Mr. Beman, Here are some suggestions for the endian library.

1. Bring back float: make a proper reason for abandon You told about NaN: but it shouldn't apply since you store it in char buffer.

The problem isn't when storing into the char buffer, but later on a different machine or compiler when the char buffer has to be converted to a float type. In testing, I even ran into a case were on the same machine and compiler the float data failed to round-trip correctly if the program that created the file was compiled with a different set of optimization options that the program the read the file.

...

Provide a proper reason: float is still needed since this is the only library that wraps details (platform endianness detection+compiler builtin optimizations). Float points are indispensable in data formats. I have to do a reinterpret_cast now as a workaround.
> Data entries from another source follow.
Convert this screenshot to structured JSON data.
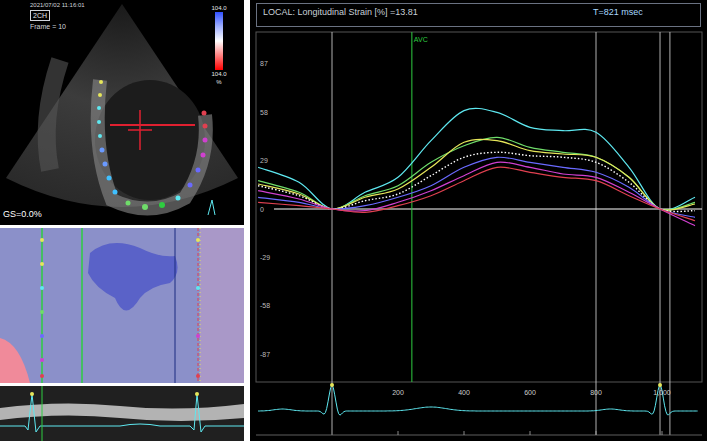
{
  "ultrasound": {
    "timestamp": "2021/07/02 11:16:01",
    "view": "2CH",
    "frame": "Frame = 10",
    "scale_max": "104.0",
    "scale_min": "104.0",
    "scale_unit": "%",
    "global_strain": "GS=0.0%"
  },
  "header": {
    "measure": "LOCAL: Longitudinal Strain [%] =13.81",
    "time": "T=821 msec"
  },
  "chart": {
    "y_ticks": [
      {
        "label": "87",
        "v": 87
      },
      {
        "label": "58",
        "v": 58
      },
      {
        "label": "29",
        "v": 29
      },
      {
        "label": "0",
        "v": 0
      },
      {
        "label": "-29",
        "v": -29
      },
      {
        "label": "-58",
        "v": -58
      },
      {
        "label": "-87",
        "v": -87
      }
    ],
    "x_ticks": [
      {
        "label": "200",
        "t": 200
      },
      {
        "label": "400",
        "t": 400
      },
      {
        "label": "600",
        "t": 600
      },
      {
        "label": "800",
        "t": 800
      },
      {
        "label": "1,000",
        "t": 1000
      }
    ],
    "t": [
      -224,
      -100,
      0,
      100,
      200,
      300,
      400,
      500,
      600,
      700,
      800,
      900,
      994,
      1100
    ],
    "series": [
      {
        "kind": "solid",
        "color": "#5ee8f0",
        "values": [
          25,
          16,
          0,
          10,
          19,
          41,
          59,
          58,
          49,
          47,
          46,
          25,
          0,
          7
        ]
      },
      {
        "kind": "solid",
        "color": "#6fdc6a",
        "values": [
          17,
          10,
          0,
          8,
          14,
          28,
          38,
          43,
          37,
          34,
          31,
          19,
          0,
          4
        ]
      },
      {
        "kind": "solid",
        "color": "#e6e65a",
        "values": [
          15,
          9,
          0,
          7,
          12,
          25,
          40,
          41,
          35,
          33,
          31,
          19,
          0,
          3
        ]
      },
      {
        "kind": "dotted",
        "color": "#ffffff",
        "values": [
          14,
          8,
          0,
          5,
          9,
          20,
          31,
          34,
          32,
          31,
          28,
          16,
          0,
          -1
        ]
      },
      {
        "kind": "solid",
        "color": "#6a6aff",
        "values": [
          7,
          4,
          0,
          2,
          7,
          14,
          25,
          31,
          28,
          25,
          22,
          13,
          0,
          -5
        ]
      },
      {
        "kind": "solid",
        "color": "#d040d0",
        "values": [
          11,
          6,
          0,
          -1,
          4,
          11,
          20,
          28,
          25,
          21,
          19,
          10,
          0,
          -10
        ]
      },
      {
        "kind": "solid",
        "color": "#e04050",
        "values": [
          4,
          2,
          0,
          -2,
          2,
          8,
          17,
          25,
          22,
          19,
          17,
          8,
          0,
          -7
        ]
      }
    ],
    "markers": [
      {
        "label": "AVC",
        "t": 242,
        "color": "#2ecc40"
      }
    ],
    "lines": [
      0,
      800,
      994,
      1024
    ]
  }
}
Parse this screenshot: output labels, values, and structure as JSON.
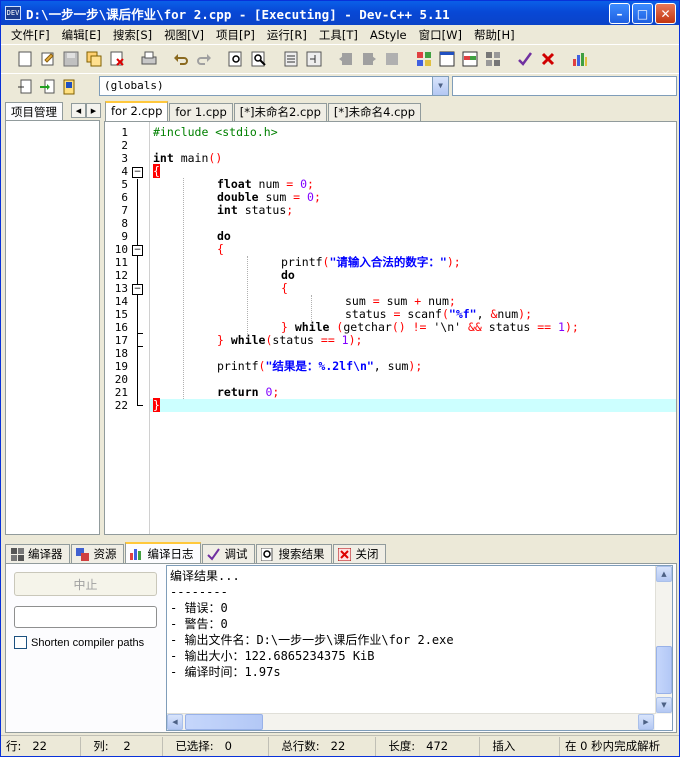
{
  "window": {
    "title": "D:\\一步一步\\课后作业\\for 2.cpp - [Executing] - Dev-C++ 5.11",
    "icon_text": "DEV",
    "controls": [
      "minimize-icon",
      "maximize-icon",
      "close-icon"
    ],
    "minimize_glyph": "–",
    "maximize_glyph": "□",
    "close_glyph": "✕"
  },
  "menu": [
    "文件[F]",
    "编辑[E]",
    "搜索[S]",
    "视图[V]",
    "项目[P]",
    "运行[R]",
    "工具[T]",
    "AStyle",
    "窗口[W]",
    "帮助[H]"
  ],
  "toolbar": {
    "scope_combo": "(globals)",
    "combo_arrow": "▼"
  },
  "left_panel": {
    "tab_label": "项目管理",
    "prev_arrow": "◀",
    "next_arrow": "▶"
  },
  "editor": {
    "tabs": [
      "for 2.cpp",
      "for 1.cpp",
      "[*]未命名2.cpp",
      "[*]未命名4.cpp"
    ],
    "active_tab": 0,
    "line_numbers": [
      "1",
      "2",
      "3",
      "4",
      "5",
      "6",
      "7",
      "8",
      "9",
      "10",
      "11",
      "12",
      "13",
      "14",
      "15",
      "16",
      "17",
      "18",
      "19",
      "20",
      "21",
      "22"
    ],
    "fold_minus": "−",
    "code": {
      "l1": "#include <stdio.h>",
      "l3_kw": "int",
      "l3_rest": " main",
      "l3_sym": "()",
      "l4": "{",
      "l5_kw": "float",
      "l5_mid": " num ",
      "l5_eq": "=",
      "l5_num": " 0",
      "l5_end": ";",
      "l6_kw": "double",
      "l6_mid": " sum ",
      "l6_eq": "=",
      "l6_num": " 0",
      "l6_end": ";",
      "l7_kw": "int",
      "l7_mid": " status",
      "l7_end": ";",
      "l9_kw": "do",
      "l10": "{",
      "l11_fn": "printf",
      "l11_p": "(",
      "l11_str": "\"请输入合法的数字：\"",
      "l11_end": ");",
      "l12_kw": "do",
      "l13": "{",
      "l14_a": "sum ",
      "l14_eq": "=",
      "l14_b": " sum ",
      "l14_plus": "+",
      "l14_c": " num",
      "l14_end": ";",
      "l15_a": "status ",
      "l15_eq": "=",
      "l15_b": " scanf",
      "l15_p": "(",
      "l15_str": "\"%f\"",
      "l15_c": ", ",
      "l15_amp": "&",
      "l15_d": "num",
      "l15_end": ");",
      "l16_brace": "}",
      "l16_kw": " while",
      "l16_p": " (",
      "l16_a": "getchar",
      "l16_p2": "()",
      "l16_ne": " !=",
      "l16_chr": " '\\n'",
      "l16_and": " &&",
      "l16_b": " status ",
      "l16_eqeq": "==",
      "l16_num": " 1",
      "l16_end": ");",
      "l17_brace": "}",
      "l17_kw": " while",
      "l17_p": "(",
      "l17_a": "status ",
      "l17_eqeq": "==",
      "l17_num": " 1",
      "l17_end": ");",
      "l19_fn": "printf",
      "l19_p": "(",
      "l19_str": "\"结果是：%.2lf\\n\"",
      "l19_c": ", sum",
      "l19_end": ");",
      "l21_kw": "return",
      "l21_num": " 0",
      "l21_end": ";",
      "l22": "}"
    }
  },
  "bottom": {
    "tabs": [
      {
        "label": "编译器",
        "icon": "grid-icon"
      },
      {
        "label": "资源",
        "icon": "resources-icon"
      },
      {
        "label": "编译日志",
        "icon": "bar-chart-icon"
      },
      {
        "label": "调试",
        "icon": "checkmark-icon"
      },
      {
        "label": "搜索结果",
        "icon": "search-icon"
      },
      {
        "label": "关闭",
        "icon": "close-icon"
      }
    ],
    "active_tab": 2,
    "stop_button": "中止",
    "shorten_paths_label": "Shorten compiler paths",
    "log": [
      "编译结果...",
      "--------",
      "- 错误：0",
      "- 警告：0",
      "- 输出文件名：D:\\一步一步\\课后作业\\for 2.exe",
      "- 输出大小：122.6865234375 KiB",
      "- 编译时间：1.97s"
    ],
    "scroll_up": "▲",
    "scroll_down": "▼",
    "scroll_left": "◀",
    "scroll_right": "▶"
  },
  "status": {
    "row_label": "行:",
    "row": "22",
    "col_label": "列:",
    "col": "2",
    "sel_label": "已选择:",
    "sel": "0",
    "lines_label": "总行数:",
    "lines": "22",
    "len_label": "长度:",
    "len": "472",
    "mode": "插入",
    "parse": "在 0 秒内完成解析"
  },
  "colors": {
    "title_bar": "#0848d6",
    "keyword": "#000000",
    "preprocessor": "#008000",
    "string": "#0000ff",
    "number": "#8000ff",
    "symbol": "#ff0000",
    "current_line": "#ccffff"
  }
}
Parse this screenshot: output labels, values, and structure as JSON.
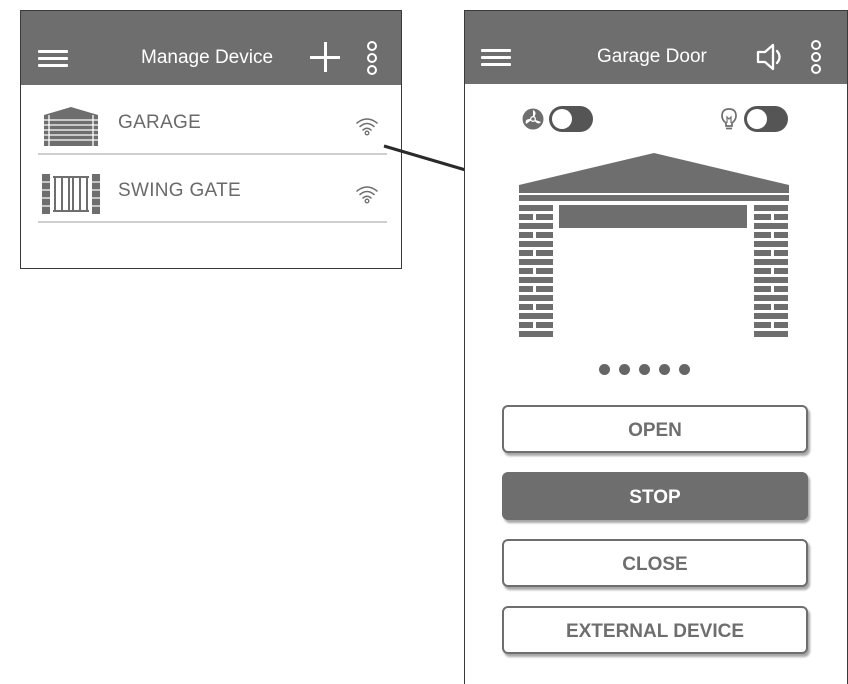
{
  "manage_screen": {
    "title": "Manage Device",
    "menu_icon": "hamburger-menu-icon",
    "add_icon": "plus-icon",
    "more_icon": "vertical-dots-icon",
    "devices": [
      {
        "label": "GARAGE",
        "icon": "garage-door-icon",
        "status_icon": "wifi-signal-icon"
      },
      {
        "label": "SWING GATE",
        "icon": "swing-gate-icon",
        "status_icon": "wifi-signal-icon"
      }
    ]
  },
  "device_screen": {
    "title": "Garage Door",
    "menu_icon": "hamburger-menu-icon",
    "sound_icon": "speaker-icon",
    "more_icon": "vertical-dots-icon",
    "toggles": [
      {
        "icon": "fan-icon",
        "state": "off"
      },
      {
        "icon": "lightbulb-icon",
        "state": "off"
      }
    ],
    "pager": {
      "count": 5
    },
    "buttons": [
      {
        "label": "OPEN",
        "active": false
      },
      {
        "label": "STOP",
        "active": true
      },
      {
        "label": "CLOSE",
        "active": false
      },
      {
        "label": "EXTERNAL DEVICE",
        "active": false
      }
    ]
  },
  "colors": {
    "bar": "#6e6e6e",
    "text": "#6a6a6a",
    "divider": "#cfcfcf"
  }
}
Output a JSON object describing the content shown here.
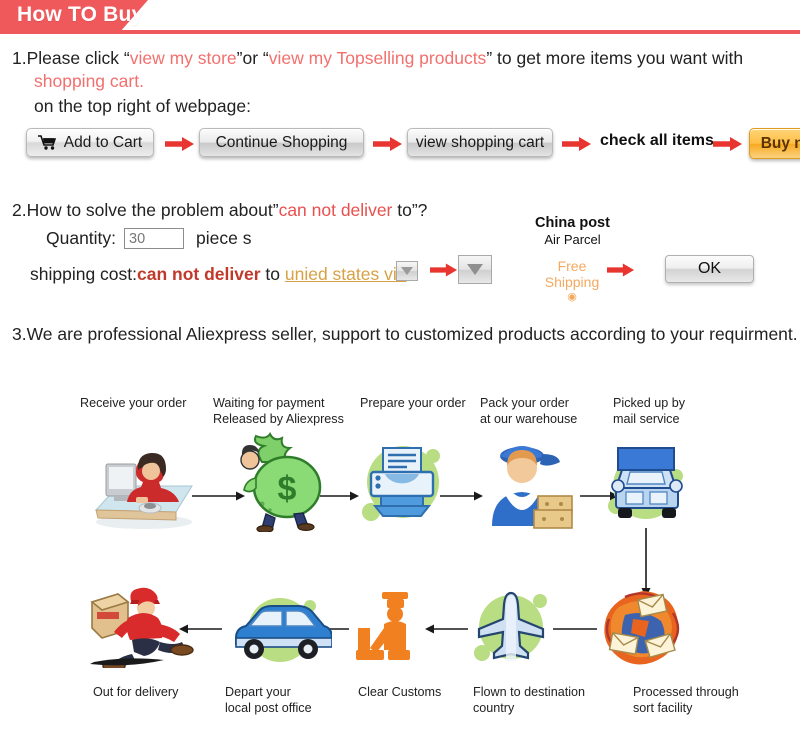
{
  "header": {
    "title": "How TO Buy",
    "accent": "#f0595b"
  },
  "steps": {
    "one": {
      "num": "1.",
      "pre": "Please click “",
      "link1": "view my store",
      "mid": "”or “",
      "link2": "view my Topselling products",
      "post": "” to get more items you want with",
      "line2_red": "shopping cart.",
      "line3": "on the top right of webpage:"
    },
    "two": {
      "num": "2.",
      "pre": "How to solve the problem about”",
      "red": "can not deliver",
      "post": " to”?",
      "qty_label": "Quantity:",
      "qty_value": "30",
      "piece_label": "piece s",
      "shipping_label": "shipping cost:",
      "shipping_red": "can not deliver",
      "shipping_to": " to ",
      "shipping_link": "unied states via"
    },
    "three": {
      "num": "3.",
      "text": "We are professional Aliexpress seller, support to customized products according to your requirment."
    }
  },
  "buttons": [
    {
      "id": "add-to-cart",
      "label": "Add to Cart",
      "style": "grey",
      "icon": "shopping-cart-icon"
    },
    {
      "id": "continue-shopping",
      "label": "Continue Shopping",
      "style": "grey2"
    },
    {
      "id": "view-shopping-cart",
      "label": "view shopping cart",
      "style": "grey2"
    },
    {
      "id": "check-all-items",
      "label": "check all items",
      "style": "plain"
    },
    {
      "id": "buy-now",
      "label": "Buy now",
      "style": "orange"
    }
  ],
  "shipping_panel": {
    "carrier_line1": "China post",
    "carrier_line2": "Air Parcel",
    "free_shipping_line1": "Free",
    "free_shipping_line2": "Shipping",
    "free_shipping_mark": "◉",
    "ok_label": "OK",
    "free_color": "#f5a95f"
  },
  "flow": {
    "row1": [
      {
        "id": "receive-order",
        "label": "Receive your order",
        "icon": "person-at-computer-icon"
      },
      {
        "id": "waiting-payment",
        "label": "Waiting for payment\nReleased by Aliexpress",
        "icon": "money-bag-icon"
      },
      {
        "id": "prepare-order",
        "label": "Prepare your order",
        "icon": "printer-icon"
      },
      {
        "id": "pack-order",
        "label": "Pack your order\nat our warehouse",
        "icon": "worker-with-boxes-icon"
      },
      {
        "id": "picked-up",
        "label": "Picked up by\nmail service",
        "icon": "truck-icon"
      }
    ],
    "row2": [
      {
        "id": "out-for-delivery",
        "label": "Out for delivery",
        "icon": "courier-running-icon"
      },
      {
        "id": "depart-post-office",
        "label": "Depart your\nlocal post office",
        "icon": "van-icon"
      },
      {
        "id": "clear-customs",
        "label": "Clear Customs",
        "icon": "customs-officer-icon"
      },
      {
        "id": "flown-destination",
        "label": "Flown to destination\ncountry",
        "icon": "airplane-icon"
      },
      {
        "id": "sort-facility",
        "label": "Processed through\nsort facility",
        "icon": "mail-pile-icon"
      }
    ]
  }
}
If you can refer me to a precise specification for an external (i.e. on the disk or on the wire) float format bit layout that will work (i.e. round-trip correctly) with actual compilers on a wide range platforms, then please do so. It would ideally be based on some widely accepted existing standard. And it has to be practical to implement. I'm also wondering why there doesn't seem to be existing practice for floats, where there is much existing practice for integers stretching back to the 1970's or earlier.

...

2. Remove n_bits(endian buffers): completely useless This just look like an alternative to sizeof, and always /8'd when used. What's the meaning of that?

Please give a specific code example from the docs of what you think should be changed. Or submit a pull request.

...

3. Minor API suggestions Move operator type to endian_buffer: it's not related to arithmetic but just used because it can act like an integer.

Again, what code is it you think should be changed? Operator value_type()? Please submit a pull request.

...

Non-const data(): I'm tired to do reinterpret_cast. Look at C++11 vector for a reference.

What is the motivation? What are the safety implications? What are the alternatives? The C++11 (and also C++17) addition of non-cost data() members to some standard library containers was supported by motivation and safety analysis.

...

Move stream operators to endian_arithmetic: I first thought that was for reading binary. That's basically unused.

I must be missing something. Why wouldn't stream operators apply to endian buffers? A code example might help. Thanks, --Beman

Peter Dimov

2:01 p.m.

Beman Dawes wrote:

...

The problem isn't when storing into the char buffer, but later on a different machine or compiler when the char buffer has to be converted to a float type.

In testing, I even ran into a case were on the same machine and compiler the float data failed to round-trip correctly if the program that created the file was compiled with a different set of optimization options that the program the read the file.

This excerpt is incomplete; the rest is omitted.